E importante disporre anche in Italia di una raccolta organica dei testi e delle principali affermazioni di principio che a livello mondiale sono stati prodotti sull'argomento, proprio perché, lungamente affinati negli anni attraverso consultazioni, pubblicazioni, convegni e congressi ufficiali.
In qualche caso si tratta di documenti che gli studiosi e ricercatori italiani conoscono e utilizzano da tempo, ma sempre nei termini in cui sono stati citati e parzialmente riprodotti entro pubblicazioni di tipo specialistico e non ufficiale.
In particolare sono riportati nel testo i documenti relativi agli "Obiettivi e categorie delle aree protette", elaborato dall'lUCN nel 1978, ed alle "Riserve della biosfera e le loro interazioni con le altre aree protette" redatto da IUCN, MAB ed UNESCO nel 1979, nonché "Il piano di azione di Bali" del 1983 e la recente "Dichiarazione di Caracas" del 1992.
Si tratta di "carte dei principi" che potranno essere di aiuto nell'attività di studenti, ricercatori, amministratori e direttori di aree protette.
Per questi ultimi, specialmente, saranno un indirizzo prezioso per la redazione dei "regolamenti" e dei "piani del parco" che gli artt. Il e 12 della legge quadro sulle aree protette hanno definito strumento indispensabile sia per i parchi nazionali che per quelli regionali. Il volume è poi compendiato con delle ampie ed approfondite trattazioni dell'autore relative a]la situazione italiana delle aree protette in particolare egli si sofferma sul fondamentale problema dei rapporti fra istituzione e gestione del parco e tutela dei diritti e delle tradizioni delle popolazioni residenti. E importante infatti, ricorda Ferrara, distinguere in ogni pianificazione di parco "fra due diversi tipi di presenza umana sul territorio:
- quella delle popolazioni insediate, le cui "tradizionali conoscenze" possono e debbono essere utilizzate ai fini conservazionali, vista la loro consuetudine ed esperienza storicizzata nella gestione delle risorse disponibili, consuetudine ed esperienza da cui certamente la natura ha tratto giovamento, tanto che proprio a seguito di queste pratiche l'area in questione è stata ritenuta meritevole di costituire e di essere amministrata in qualità di "parco", nazionale o regionale che sia;
- quella delle popolazioni che interagiscono con il territorio in questione, ma che non intrattengono con questo rapporto di gestione manutenzione, che certamente dovranno essere considerate per i vari livelli di servizio che l'area protetta potrà garantire loro (ricreazione, cultura, turismo, predisposizione di servizi anche reazioni che tenderanno soprattutto a"minimizzare" I'impatto che il soddisfacimento di questi bisogni può produrre alle risorse ambientali".

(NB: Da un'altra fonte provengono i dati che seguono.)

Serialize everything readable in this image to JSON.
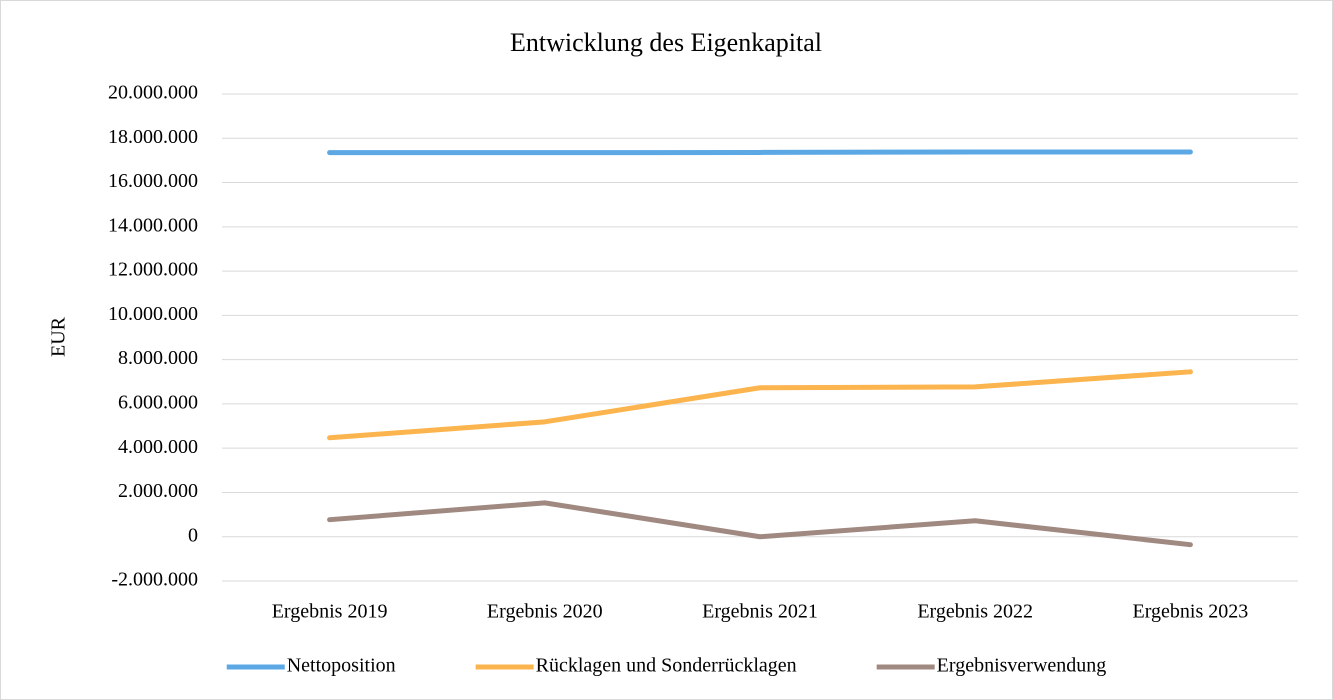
{
  "chart_data": {
    "type": "line",
    "title": "Entwicklung des Eigenkapital",
    "y_label": "EUR",
    "categories": [
      "Ergebnis 2019",
      "Ergebnis 2020",
      "Ergebnis 2021",
      "Ergebnis 2022",
      "Ergebnis 2023"
    ],
    "series": [
      {
        "name": "Nettoposition",
        "color": "#5ba8e4",
        "values": [
          17350000,
          17350000,
          17360000,
          17380000,
          17380000
        ]
      },
      {
        "name": "Rücklagen und Sonderrücklagen",
        "color": "#fbb44e",
        "values": [
          4470000,
          5190000,
          6730000,
          6770000,
          7450000
        ]
      },
      {
        "name": "Ergebnisverwendung",
        "color": "#a08980",
        "values": [
          770000,
          1530000,
          0,
          720000,
          -360000
        ]
      }
    ],
    "ylim": [
      -2000000,
      20000000
    ],
    "yticks": [
      {
        "value": -2000000,
        "label": "-2.000.000"
      },
      0,
      {
        "value": 2000000,
        "label": "2.000.000"
      },
      {
        "value": 4000000,
        "label": "4.000.000"
      },
      {
        "value": 6000000,
        "label": "6.000.000"
      },
      {
        "value": 8000000,
        "label": "8.000.000"
      },
      {
        "value": 10000000,
        "label": "10.000.000"
      },
      {
        "value": 12000000,
        "label": "12.000.000"
      },
      {
        "value": 14000000,
        "label": "14.000.000"
      },
      {
        "value": 16000000,
        "label": "16.000.000"
      },
      {
        "value": 18000000,
        "label": "18.000.000"
      },
      {
        "value": 20000000,
        "label": "20.000.000"
      }
    ],
    "grid": true,
    "legend": "bottom"
  }
}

In merito alla pianificazione del parco l'autore ricorda "che il principale pericolo che la stessa legge quadro corre oggi è proprio il fallimento del piano come istituto, che è e resta il principale strumento su cui le azioni programmatiche a lunga scadenza vengono impostate" .
Sempre ai problemi legati alla salvaguardia di usi, tradizioni e paesaggi antropizzati, è dedicata l'importante appendice al saggio dal titolo "Dieci preposizioni perché i parchi naturali in Italia non siano distruttivi della cultura dell'uomo".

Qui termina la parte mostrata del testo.